Description: This project developed a Part of Speech (POS) Tagged dataset of 2 languages in Kenya: Dholuo and 3 Luhya dialects (Lumarachi, Lulogooli, and Lubukusi). The project tagged approximately 143,000 words, which includes about 50,000 words for Dholuo, 27,900 words for Lumarachi, 34,300 words for Logooli, and 30,900 words for Lubukusu words.

Authors: Florence Indede (Maseno University), Owen McOnyango (Maseno University), Lilian D.A. Wanzare (Maseno University), Barack Wanjawa (University of Nairobi), Edward Ombui (Africa Nazarene University), Lawrence Muchemi (University of Nairobi)

Languages: Dholuo, Luhya-Lumarachi, Luhya-Lulogooli, Luhya-Lubukusu

Dataset: access here

Description: This project produced a speech dataset that includes both read and spontaneous speech recordings, recorded in Kenya with native Swahili speakers, and corresponding transcripts. In total, the dataset includes 27 hours, 31 minutes, 50 seconds of speech data from 26 speakers (19 females and 7 males). The recordings are of the following audio format: .wav, 16 bits, 16kHz, mono and Little Endian. Of the total recordings, 26 hours, 32 minutes, and 37 seconds represent the read speech data while 59 minutes, 13 seconds represent the spontaneous speech recordings. Additionally, this dataset includes a phonelist file containing all the Swahili phones as used by KenCorpus. This phone-list file is crucial, as its contents have been used to create the KenCorpus Swahili lexicon-phone dictionary, which contains all the words in the KenCorpus transcripts with their corresponding pronunciations as per the Swahili phones in the phone-list. The lexicon-phone dictionary contains about 30,000 words.

Authors: Dorcas Awino (University of Nairobi), Lawrence Muchemi (University of Nairobi), Lilian D.A. Wanzare (Maseno University), Edward Ombui (Africa Nazarene University), Barack Wanjawa (Maseno University), Owen McOnyango (Maseno University), Florence Indede (Maseno University)

Language: Swahili

Dataset: access here

Description: This project produced a parallel corpus between Swahili and two other Kenya Languages: Dholuo  and 3 Luhya dialects (Lumarachi, Logooli and Lubukusu). A total of about 12,400 sentences were translated to Kiswahili from a sample of Dholuo and Luhya texts (1,500 Dholuo-Kiswahili sentence pairs and 10,900 Luhya-Kiswahili sentence pairs).
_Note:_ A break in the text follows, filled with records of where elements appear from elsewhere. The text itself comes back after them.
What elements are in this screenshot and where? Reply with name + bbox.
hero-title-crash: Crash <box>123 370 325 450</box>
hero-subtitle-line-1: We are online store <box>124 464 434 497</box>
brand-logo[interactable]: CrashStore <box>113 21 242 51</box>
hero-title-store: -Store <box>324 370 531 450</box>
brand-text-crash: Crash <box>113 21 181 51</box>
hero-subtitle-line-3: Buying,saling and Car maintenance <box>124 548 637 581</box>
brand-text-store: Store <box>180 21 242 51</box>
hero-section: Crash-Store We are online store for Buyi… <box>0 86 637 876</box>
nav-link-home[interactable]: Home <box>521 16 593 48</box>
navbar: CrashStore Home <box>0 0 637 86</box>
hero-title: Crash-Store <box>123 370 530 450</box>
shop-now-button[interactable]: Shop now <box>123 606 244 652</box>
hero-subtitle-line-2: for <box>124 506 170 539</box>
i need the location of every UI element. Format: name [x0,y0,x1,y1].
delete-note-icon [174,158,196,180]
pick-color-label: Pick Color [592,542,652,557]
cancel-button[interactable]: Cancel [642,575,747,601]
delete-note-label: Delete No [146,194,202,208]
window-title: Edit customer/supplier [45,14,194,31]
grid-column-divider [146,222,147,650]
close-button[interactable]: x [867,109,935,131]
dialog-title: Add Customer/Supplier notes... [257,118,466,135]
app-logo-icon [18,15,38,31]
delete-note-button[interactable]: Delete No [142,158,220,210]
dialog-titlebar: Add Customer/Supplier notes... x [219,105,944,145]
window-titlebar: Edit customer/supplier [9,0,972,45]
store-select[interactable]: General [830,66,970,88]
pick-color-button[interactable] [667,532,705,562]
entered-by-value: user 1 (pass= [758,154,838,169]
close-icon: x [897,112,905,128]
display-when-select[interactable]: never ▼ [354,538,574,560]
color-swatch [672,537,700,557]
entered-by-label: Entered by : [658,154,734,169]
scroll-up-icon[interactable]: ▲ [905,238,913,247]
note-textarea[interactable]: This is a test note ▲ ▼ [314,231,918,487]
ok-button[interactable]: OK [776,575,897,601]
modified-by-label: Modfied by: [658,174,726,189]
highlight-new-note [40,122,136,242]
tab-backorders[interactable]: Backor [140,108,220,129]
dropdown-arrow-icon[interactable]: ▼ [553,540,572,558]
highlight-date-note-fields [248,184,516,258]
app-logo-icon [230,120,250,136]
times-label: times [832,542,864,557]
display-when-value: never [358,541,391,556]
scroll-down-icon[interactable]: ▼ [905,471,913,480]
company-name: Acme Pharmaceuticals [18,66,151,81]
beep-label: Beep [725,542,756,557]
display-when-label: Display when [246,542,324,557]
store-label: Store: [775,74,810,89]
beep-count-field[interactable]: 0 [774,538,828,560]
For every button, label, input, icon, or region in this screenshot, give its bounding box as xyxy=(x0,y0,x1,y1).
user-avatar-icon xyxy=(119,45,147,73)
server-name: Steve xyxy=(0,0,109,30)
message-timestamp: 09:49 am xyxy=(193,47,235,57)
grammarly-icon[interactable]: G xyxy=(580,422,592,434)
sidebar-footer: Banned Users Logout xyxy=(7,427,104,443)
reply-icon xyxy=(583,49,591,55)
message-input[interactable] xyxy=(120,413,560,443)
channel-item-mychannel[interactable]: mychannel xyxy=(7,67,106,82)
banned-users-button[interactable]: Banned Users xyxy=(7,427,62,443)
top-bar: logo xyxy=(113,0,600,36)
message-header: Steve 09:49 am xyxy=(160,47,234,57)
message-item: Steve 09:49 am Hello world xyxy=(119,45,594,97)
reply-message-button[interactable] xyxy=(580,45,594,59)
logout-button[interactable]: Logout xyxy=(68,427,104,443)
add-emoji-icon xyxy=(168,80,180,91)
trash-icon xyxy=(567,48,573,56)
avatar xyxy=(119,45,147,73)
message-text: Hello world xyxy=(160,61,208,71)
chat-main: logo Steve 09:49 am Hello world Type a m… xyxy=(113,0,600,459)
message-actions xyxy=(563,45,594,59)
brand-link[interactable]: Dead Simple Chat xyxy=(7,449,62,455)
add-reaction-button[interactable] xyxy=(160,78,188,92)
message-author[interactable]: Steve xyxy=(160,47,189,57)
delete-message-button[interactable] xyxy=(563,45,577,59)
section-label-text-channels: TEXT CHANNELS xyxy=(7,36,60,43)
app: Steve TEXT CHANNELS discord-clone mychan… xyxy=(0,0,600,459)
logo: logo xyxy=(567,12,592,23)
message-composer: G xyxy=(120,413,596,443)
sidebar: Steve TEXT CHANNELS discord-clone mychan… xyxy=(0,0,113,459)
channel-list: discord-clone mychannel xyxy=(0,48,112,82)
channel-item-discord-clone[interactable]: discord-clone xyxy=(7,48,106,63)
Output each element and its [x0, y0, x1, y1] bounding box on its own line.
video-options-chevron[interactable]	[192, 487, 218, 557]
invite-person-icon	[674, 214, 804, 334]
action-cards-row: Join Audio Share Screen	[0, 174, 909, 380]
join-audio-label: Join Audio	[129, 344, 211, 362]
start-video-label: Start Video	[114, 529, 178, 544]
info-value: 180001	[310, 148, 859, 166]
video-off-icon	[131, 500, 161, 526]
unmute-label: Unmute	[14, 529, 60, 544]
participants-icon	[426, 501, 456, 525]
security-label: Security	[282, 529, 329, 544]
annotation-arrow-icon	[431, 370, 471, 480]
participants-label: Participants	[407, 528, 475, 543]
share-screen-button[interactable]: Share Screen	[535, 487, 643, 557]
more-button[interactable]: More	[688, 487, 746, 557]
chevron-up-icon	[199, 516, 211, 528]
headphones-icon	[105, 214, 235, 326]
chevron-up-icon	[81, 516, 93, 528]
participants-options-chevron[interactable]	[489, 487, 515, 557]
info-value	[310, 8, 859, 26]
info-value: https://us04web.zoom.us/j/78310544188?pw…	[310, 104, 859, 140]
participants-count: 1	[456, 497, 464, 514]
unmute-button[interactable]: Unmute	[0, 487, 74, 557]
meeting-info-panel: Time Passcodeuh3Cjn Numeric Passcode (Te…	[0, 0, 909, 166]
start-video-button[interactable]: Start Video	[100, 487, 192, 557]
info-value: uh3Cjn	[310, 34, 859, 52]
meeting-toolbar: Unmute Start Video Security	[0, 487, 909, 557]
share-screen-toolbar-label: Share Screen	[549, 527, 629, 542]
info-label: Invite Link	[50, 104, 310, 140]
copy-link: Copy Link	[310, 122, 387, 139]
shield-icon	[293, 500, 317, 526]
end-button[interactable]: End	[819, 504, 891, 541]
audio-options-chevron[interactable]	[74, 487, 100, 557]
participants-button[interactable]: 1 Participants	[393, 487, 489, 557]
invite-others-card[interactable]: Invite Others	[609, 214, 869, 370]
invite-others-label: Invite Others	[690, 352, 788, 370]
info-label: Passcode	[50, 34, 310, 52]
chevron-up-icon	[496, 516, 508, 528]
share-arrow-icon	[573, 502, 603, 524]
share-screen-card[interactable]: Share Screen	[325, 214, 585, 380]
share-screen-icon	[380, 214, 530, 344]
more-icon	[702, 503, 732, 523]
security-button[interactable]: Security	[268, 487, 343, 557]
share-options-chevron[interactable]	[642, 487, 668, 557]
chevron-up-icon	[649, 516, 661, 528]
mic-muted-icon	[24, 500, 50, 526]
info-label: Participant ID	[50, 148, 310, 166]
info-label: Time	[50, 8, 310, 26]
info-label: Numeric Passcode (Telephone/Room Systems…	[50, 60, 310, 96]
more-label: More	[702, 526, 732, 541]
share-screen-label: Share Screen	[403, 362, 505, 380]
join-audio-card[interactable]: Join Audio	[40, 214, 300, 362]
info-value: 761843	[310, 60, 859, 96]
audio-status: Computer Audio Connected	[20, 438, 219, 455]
Authors: Lilian D.A Wanzare (Maseno University), Florence Indede (Maseno University), Owen McOnyango (Maseno University), Edward Ombui (Africa Nazarene University), Barack Wanjawa (University of Nairobi), Lawrence Muchemi (University of Nairobi)

Languages: Dholuo, Luhya-Lumarachi, Luhya-Lubukusu, Luhya-Lulogooli

Dataset: access here

Description: This project produced a large Machine Reading Comprehension dataset for the Kiswahili Language. A total of 7,526 Question-Answer (QA) pairs were developed based on 1,445 Swahili story texts. Each text has at least 5 QA pairs, where the questions were written based on the story, and the answers are either a single word or a short text.

Authors: Barack Wanjawa (University of Nairobi), Lilian D.A. Wanzare (Maseno University), Florence Indede (Maseno University), Owen McOnyango (Maseno University), Lawrence Muchemi (University of Nairobi), Edward Ombui (Africa Nazarene University)

Language: Swahili

Dataset: access here

All Lacuna Fund datasets are licensed under the CC-BY 4.0 International license unless otherwise noted.